Splatter, Slasher, Sensationen: Das 21. Fantasy-Filmfest taucht in die Unterwelt der Vorstellungskraft.

Wie kommt der Mann auf den Gitterzaun? Er liegt da, ausgestreckt, von mehreren Spitzen durchbohrt. Nach einem Unfall oder Selbstmord sieht das nicht aus, eher nach einem Happening. Es interessiert auch niemanden, warum der Mann da liegt. Er stört das Stadtbild, er muss weg. Zwei Arbeiter holen ihn herunter. Dabei bricht der Körper auseinander, Innereien kleckern auf den Bürgersteig. Für die Arbeiter ist das kein Grund zur Panik. Für sie macht es keinen Unterschied, ob sie einen Toten oder Graffiti entfernen. Ekel ist ihnen fremd.

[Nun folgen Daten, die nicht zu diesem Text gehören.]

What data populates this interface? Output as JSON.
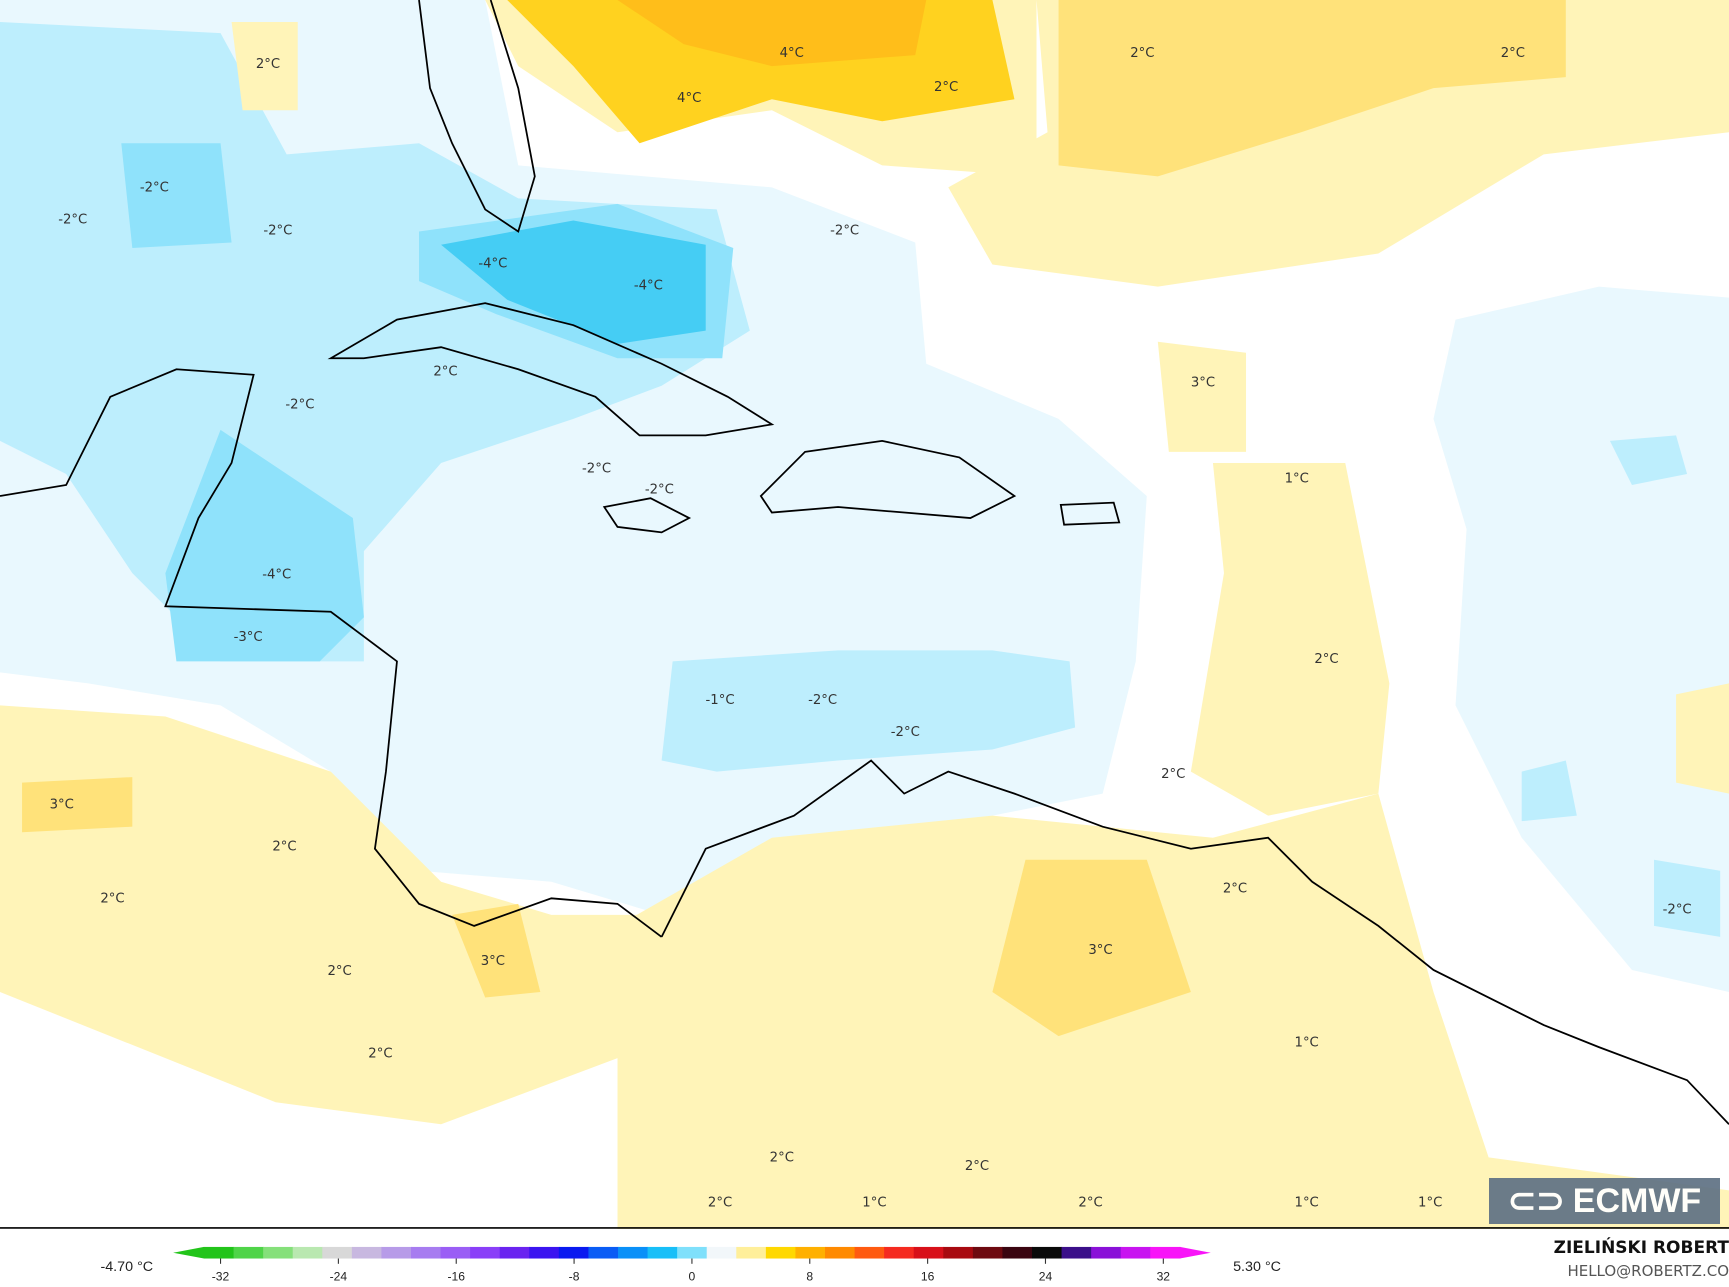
{
  "map": {
    "type": "temperature anomaly map",
    "region": "Caribbean",
    "contour_labels": [
      "2°C",
      "4°C",
      "4°C",
      "2°C",
      "2°C",
      "2°C",
      "-2°C",
      "-2°C",
      "-2°C",
      "-4°C",
      "-4°C",
      "-2°C",
      "2°C",
      "-2°C",
      "3°C",
      "-2°C",
      "-2°C",
      "1°C",
      "-4°C",
      "-3°C",
      "2°C",
      "-1°C",
      "-2°C",
      "-2°C",
      "2°C",
      "3°C",
      "2°C",
      "2°C",
      "-2°C",
      "2°C",
      "3°C",
      "3°C",
      "2°C",
      "1°C",
      "2°C",
      "2°C",
      "2°C",
      "1°C",
      "2°C",
      "1°C",
      "2°C",
      "1°C"
    ],
    "fill_colors": {
      "warm_light": "#fff4b8",
      "warm_mid": "#ffe27a",
      "warm_strong": "#ffd21f",
      "warm_deep": "#ffbe1a",
      "cold_light": "#e9f8fe",
      "cold_mid": "#bdeefd",
      "cold_strong": "#8fe2fb",
      "cold_deep": "#45cdf4"
    }
  },
  "colorbar": {
    "min_label": "-4.70 °C",
    "max_label": "5.30 °C",
    "ticks": [
      "-32",
      "-24",
      "-16",
      "-8",
      "0",
      "8",
      "16",
      "24",
      "32"
    ],
    "colors": [
      "#22c41a",
      "#4fd448",
      "#85e07a",
      "#b9e8b0",
      "#d8d8d8",
      "#c8b8e0",
      "#b79be8",
      "#a77cf0",
      "#9a5ef5",
      "#8a3ff8",
      "#6a24f0",
      "#3b14f0",
      "#0a1af0",
      "#0a5cf5",
      "#0a90f8",
      "#18bff8",
      "#7fe0fb",
      "#f2f7fa",
      "#ffef9a",
      "#ffd800",
      "#ffb000",
      "#ff8a00",
      "#ff5a10",
      "#f52a20",
      "#d8101a",
      "#a80a10",
      "#6e0a10",
      "#3a0510",
      "#0a0a0a",
      "#3b0f8a",
      "#8a10d8",
      "#c814f0",
      "#f814f8"
    ]
  },
  "logo": {
    "text": "ECMWF"
  },
  "credits": {
    "author": "ZIELIŃSKI ROBERT",
    "email": "HELLO@ROBERTZ.CO"
  }
}
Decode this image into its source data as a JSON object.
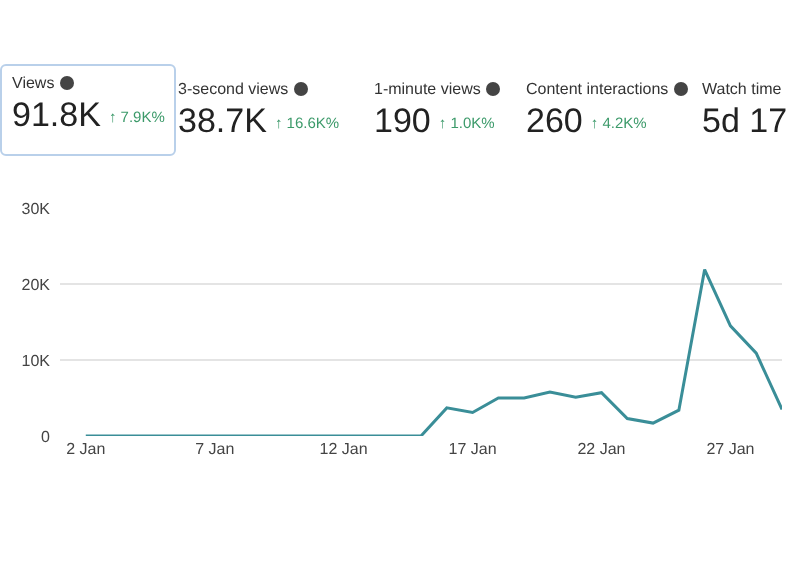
{
  "chart_data": [
    {
      "type": "other",
      "categories": [
        "Views",
        "3-second views",
        "1-minute views",
        "Content interactions",
        "Watch time"
      ],
      "value_labels": [
        "91.8K",
        "38.7K",
        "190",
        "260",
        "5d 17"
      ],
      "annotations": [
        "↑ 7.9K%",
        "↑ 16.6K%",
        "↑ 1.0K%",
        "↑ 4.2K%"
      ]
    },
    {
      "type": "line",
      "x": [
        "--01-02",
        "--01-03",
        "--01-04",
        "--01-05",
        "--01-06",
        "--01-07",
        "--01-08",
        "--01-09",
        "--01-10",
        "--01-11",
        "--01-12",
        "--01-13",
        "--01-14",
        "--01-15",
        "--01-16",
        "--01-17",
        "--01-18",
        "--01-19",
        "--01-20",
        "--01-21",
        "--01-22",
        "--01-23",
        "--01-24",
        "--01-25",
        "--01-26",
        "--01-27",
        "--01-28",
        "--01-29"
      ],
      "series": [
        {
          "color": "#3a8e98",
          "values": [
            0,
            0,
            0,
            0,
            0,
            0,
            0,
            0,
            0,
            0,
            0,
            0,
            0,
            0,
            3700,
            3100,
            5000,
            5000,
            5800,
            5100,
            5700,
            2300,
            1700,
            3400,
            21900,
            14500,
            10900,
            3500
          ]
        }
      ],
      "xlim": [
        "--01-01",
        "--01-29"
      ],
      "xticks": [
        {
          "value": "--01-02",
          "label": "2 Jan"
        },
        {
          "value": "--01-07",
          "label": "7 Jan"
        },
        {
          "value": "--01-12",
          "label": "12 Jan"
        },
        {
          "value": "--01-17",
          "label": "17 Jan"
        },
        {
          "value": "--01-22",
          "label": "22 Jan"
        },
        {
          "value": "--01-27",
          "label": "27 Jan"
        }
      ],
      "ylim": [
        0,
        30000
      ],
      "yticks": [
        0,
        {
          "value": 10000,
          "label": "10K"
        },
        {
          "value": 20000,
          "label": "20K"
        },
        {
          "value": 30000,
          "label": "30K"
        }
      ],
      "grid": "y",
      "legend": false,
      "marker": "none",
      "line_style": "solid"
    }
  ]
}
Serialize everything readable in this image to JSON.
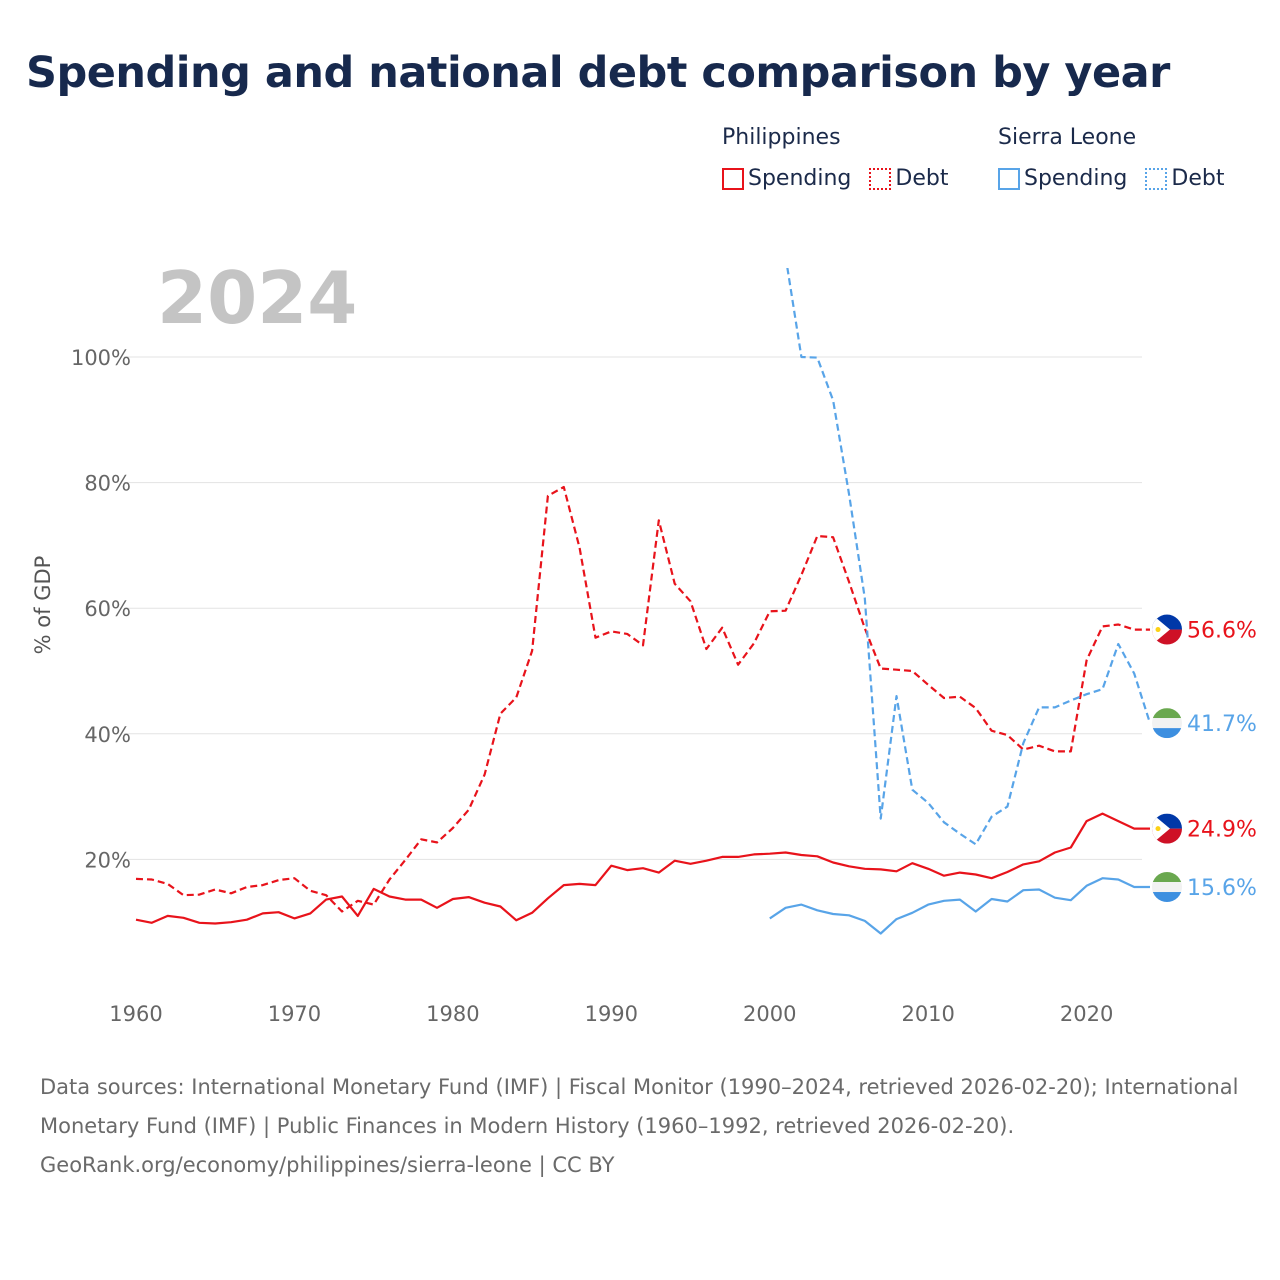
{
  "title": "Spending and national debt comparison by year",
  "legend": {
    "groups": [
      {
        "country": "Philippines",
        "color": "#e8131b",
        "spending_label": "Spending",
        "debt_label": "Debt"
      },
      {
        "country": "Sierra Leone",
        "color": "#58a4e8",
        "spending_label": "Spending",
        "debt_label": "Debt"
      }
    ]
  },
  "chart_data": {
    "type": "line",
    "title": "Spending and national debt comparison by year",
    "watermark_year": "2024",
    "ylabel": "% of GDP",
    "xlabel": "",
    "xlim": [
      1960,
      2024
    ],
    "ylim": [
      0,
      110
    ],
    "x_ticks": [
      1960,
      1970,
      1980,
      1990,
      2000,
      2010,
      2020
    ],
    "x_tick_labels": [
      "1960",
      "1970",
      "1980",
      "1990",
      "2000",
      "2010",
      "2020"
    ],
    "y_ticks": [
      20,
      40,
      60,
      80,
      100
    ],
    "y_tick_labels": [
      "20%",
      "40%",
      "60%",
      "80%",
      "100%"
    ],
    "grid": true,
    "series": [
      {
        "name": "Philippines Debt",
        "country": "Philippines",
        "metric": "Debt",
        "color": "#e8131b",
        "dash": true,
        "end_label": "56.6%",
        "points": [
          [
            1960,
            16.9
          ],
          [
            1961,
            16.8
          ],
          [
            1962,
            16.1
          ],
          [
            1963,
            14.3
          ],
          [
            1964,
            14.4
          ],
          [
            1965,
            15.2
          ],
          [
            1966,
            14.6
          ],
          [
            1967,
            15.6
          ],
          [
            1968,
            15.9
          ],
          [
            1969,
            16.7
          ],
          [
            1970,
            17.0
          ],
          [
            1971,
            15.0
          ],
          [
            1972,
            14.3
          ],
          [
            1973,
            11.7
          ],
          [
            1974,
            13.4
          ],
          [
            1975,
            12.8
          ],
          [
            1976,
            16.8
          ],
          [
            1977,
            19.9
          ],
          [
            1978,
            23.2
          ],
          [
            1979,
            22.7
          ],
          [
            1980,
            25.0
          ],
          [
            1981,
            27.9
          ],
          [
            1982,
            33.5
          ],
          [
            1983,
            43.2
          ],
          [
            1984,
            45.8
          ],
          [
            1985,
            53.2
          ],
          [
            1986,
            77.9
          ],
          [
            1987,
            79.3
          ],
          [
            1988,
            69.6
          ],
          [
            1989,
            55.3
          ],
          [
            1990,
            56.3
          ],
          [
            1991,
            55.9
          ],
          [
            1992,
            54.1
          ],
          [
            1993,
            74.0
          ],
          [
            1994,
            63.9
          ],
          [
            1995,
            61.1
          ],
          [
            1996,
            53.5
          ],
          [
            1997,
            56.9
          ],
          [
            1998,
            51.0
          ],
          [
            1999,
            54.4
          ],
          [
            2000,
            59.5
          ],
          [
            2001,
            59.6
          ],
          [
            2002,
            65.3
          ],
          [
            2003,
            71.5
          ],
          [
            2004,
            71.3
          ],
          [
            2005,
            64.2
          ],
          [
            2006,
            56.8
          ],
          [
            2007,
            50.4
          ],
          [
            2008,
            50.2
          ],
          [
            2009,
            50.0
          ],
          [
            2010,
            47.8
          ],
          [
            2011,
            45.7
          ],
          [
            2012,
            45.9
          ],
          [
            2013,
            44.1
          ],
          [
            2014,
            40.5
          ],
          [
            2015,
            39.8
          ],
          [
            2016,
            37.5
          ],
          [
            2017,
            38.1
          ],
          [
            2018,
            37.2
          ],
          [
            2019,
            37.2
          ],
          [
            2020,
            51.7
          ],
          [
            2021,
            57.1
          ],
          [
            2022,
            57.4
          ],
          [
            2023,
            56.6
          ],
          [
            2024,
            56.6
          ]
        ]
      },
      {
        "name": "Philippines Spending",
        "country": "Philippines",
        "metric": "Spending",
        "color": "#e8131b",
        "dash": false,
        "end_label": "24.9%",
        "points": [
          [
            1960,
            10.4
          ],
          [
            1961,
            9.9
          ],
          [
            1962,
            11.0
          ],
          [
            1963,
            10.7
          ],
          [
            1964,
            9.9
          ],
          [
            1965,
            9.8
          ],
          [
            1966,
            10.0
          ],
          [
            1967,
            10.4
          ],
          [
            1968,
            11.4
          ],
          [
            1969,
            11.6
          ],
          [
            1970,
            10.6
          ],
          [
            1971,
            11.4
          ],
          [
            1972,
            13.6
          ],
          [
            1973,
            14.1
          ],
          [
            1974,
            11.0
          ],
          [
            1975,
            15.3
          ],
          [
            1976,
            14.1
          ],
          [
            1977,
            13.6
          ],
          [
            1978,
            13.6
          ],
          [
            1979,
            12.3
          ],
          [
            1980,
            13.7
          ],
          [
            1981,
            14.0
          ],
          [
            1982,
            13.1
          ],
          [
            1983,
            12.5
          ],
          [
            1984,
            10.3
          ],
          [
            1985,
            11.5
          ],
          [
            1986,
            13.8
          ],
          [
            1987,
            15.9
          ],
          [
            1988,
            16.1
          ],
          [
            1989,
            15.9
          ],
          [
            1990,
            19.0
          ],
          [
            1991,
            18.3
          ],
          [
            1992,
            18.6
          ],
          [
            1993,
            17.9
          ],
          [
            1994,
            19.8
          ],
          [
            1995,
            19.3
          ],
          [
            1996,
            19.8
          ],
          [
            1997,
            20.4
          ],
          [
            1998,
            20.4
          ],
          [
            1999,
            20.8
          ],
          [
            2000,
            20.9
          ],
          [
            2001,
            21.1
          ],
          [
            2002,
            20.7
          ],
          [
            2003,
            20.5
          ],
          [
            2004,
            19.5
          ],
          [
            2005,
            18.9
          ],
          [
            2006,
            18.5
          ],
          [
            2007,
            18.4
          ],
          [
            2008,
            18.1
          ],
          [
            2009,
            19.4
          ],
          [
            2010,
            18.5
          ],
          [
            2011,
            17.4
          ],
          [
            2012,
            17.9
          ],
          [
            2013,
            17.6
          ],
          [
            2014,
            17.0
          ],
          [
            2015,
            18.0
          ],
          [
            2016,
            19.2
          ],
          [
            2017,
            19.7
          ],
          [
            2018,
            21.1
          ],
          [
            2019,
            21.9
          ],
          [
            2020,
            26.1
          ],
          [
            2021,
            27.3
          ],
          [
            2022,
            26.1
          ],
          [
            2023,
            24.9
          ],
          [
            2024,
            24.9
          ]
        ]
      },
      {
        "name": "Sierra Leone Debt",
        "country": "Sierra Leone",
        "metric": "Debt",
        "color": "#58a4e8",
        "dash": true,
        "end_label": "41.7%",
        "points": [
          [
            2001,
            116.0
          ],
          [
            2002,
            100.0
          ],
          [
            2003,
            99.9
          ],
          [
            2004,
            93.1
          ],
          [
            2005,
            78.2
          ],
          [
            2006,
            61.6
          ],
          [
            2007,
            26.5
          ],
          [
            2008,
            46.0
          ],
          [
            2009,
            31.1
          ],
          [
            2010,
            29.0
          ],
          [
            2011,
            25.9
          ],
          [
            2012,
            24.1
          ],
          [
            2013,
            22.4
          ],
          [
            2014,
            26.8
          ],
          [
            2015,
            28.4
          ],
          [
            2016,
            38.5
          ],
          [
            2017,
            44.2
          ],
          [
            2018,
            44.2
          ],
          [
            2019,
            45.3
          ],
          [
            2020,
            46.3
          ],
          [
            2021,
            47.1
          ],
          [
            2022,
            54.3
          ],
          [
            2023,
            49.6
          ],
          [
            2024,
            41.7
          ]
        ]
      },
      {
        "name": "Sierra Leone Spending",
        "country": "Sierra Leone",
        "metric": "Spending",
        "color": "#58a4e8",
        "dash": false,
        "end_label": "15.6%",
        "points": [
          [
            2000,
            10.6
          ],
          [
            2001,
            12.3
          ],
          [
            2002,
            12.8
          ],
          [
            2003,
            11.9
          ],
          [
            2004,
            11.3
          ],
          [
            2005,
            11.1
          ],
          [
            2006,
            10.2
          ],
          [
            2007,
            8.2
          ],
          [
            2008,
            10.5
          ],
          [
            2009,
            11.5
          ],
          [
            2010,
            12.8
          ],
          [
            2011,
            13.4
          ],
          [
            2012,
            13.6
          ],
          [
            2013,
            11.7
          ],
          [
            2014,
            13.7
          ],
          [
            2015,
            13.3
          ],
          [
            2016,
            15.1
          ],
          [
            2017,
            15.2
          ],
          [
            2018,
            13.9
          ],
          [
            2019,
            13.5
          ],
          [
            2020,
            15.8
          ],
          [
            2021,
            17.0
          ],
          [
            2022,
            16.8
          ],
          [
            2023,
            15.6
          ],
          [
            2024,
            15.6
          ]
        ]
      }
    ]
  },
  "footer": {
    "sources": "Data sources: International Monetary Fund (IMF) | Fiscal Monitor (1990–2024, retrieved 2026-02-20); International Monetary Fund (IMF) | Public Finances in Modern History (1960–1992, retrieved 2026-02-20).",
    "attribution": "GeoRank.org/economy/philippines/sierra-leone | CC BY"
  }
}
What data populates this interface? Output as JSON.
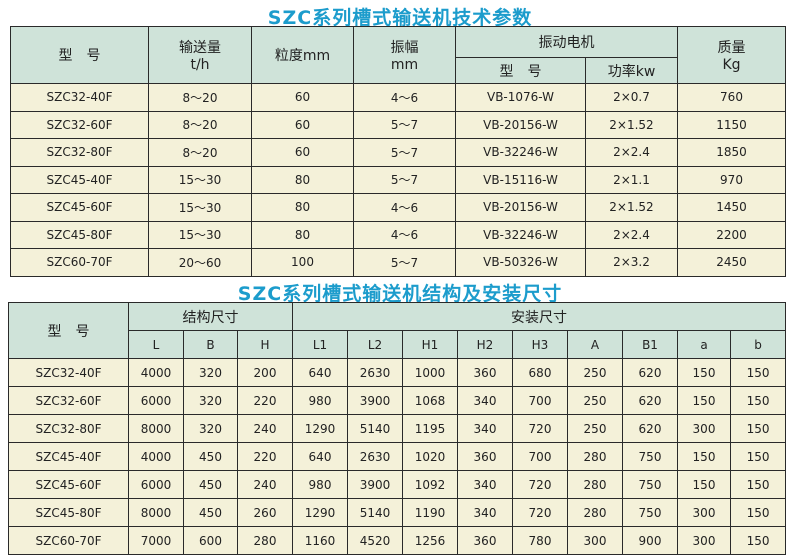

Der norwegische Regisseur Jens Lien führt in „Anderland“ („The Bothersome Man“) eine schöne neue Welt vor, in der alle Menschen zufrieden sind und die wenigen Zweifler ausgemustert werden. Der Büroangestellte Andreas ist so ein Zweifler. Ihm kommt es merkwürdig vor, dass in dieser Welt nichts riecht oder schmeckt. Man sieht auch nirgendwo Kinder. Wie kommt man von hier weg? Für einen Augenblick wirkt „Anderland“ wie eine Allegorie auf die DDR: Durch das Loch in einer Mauer entdeckt Andreas eine sinnliche, farbenfrohe Welt, doch seine Fluchtpläne stoßen auf Unverständnis. Warum will er weg, wenn es hier alles Nötige gibt? Dabei verzichtet Jens Lien auf platte Zivilisationskritik. Sein Film lädt zur Identifikation ein und bleibt doch bis zuletzt rätselhaft. Er ist gruselig, lustig, traurig und wirkt an keiner Stelle überambitioniert.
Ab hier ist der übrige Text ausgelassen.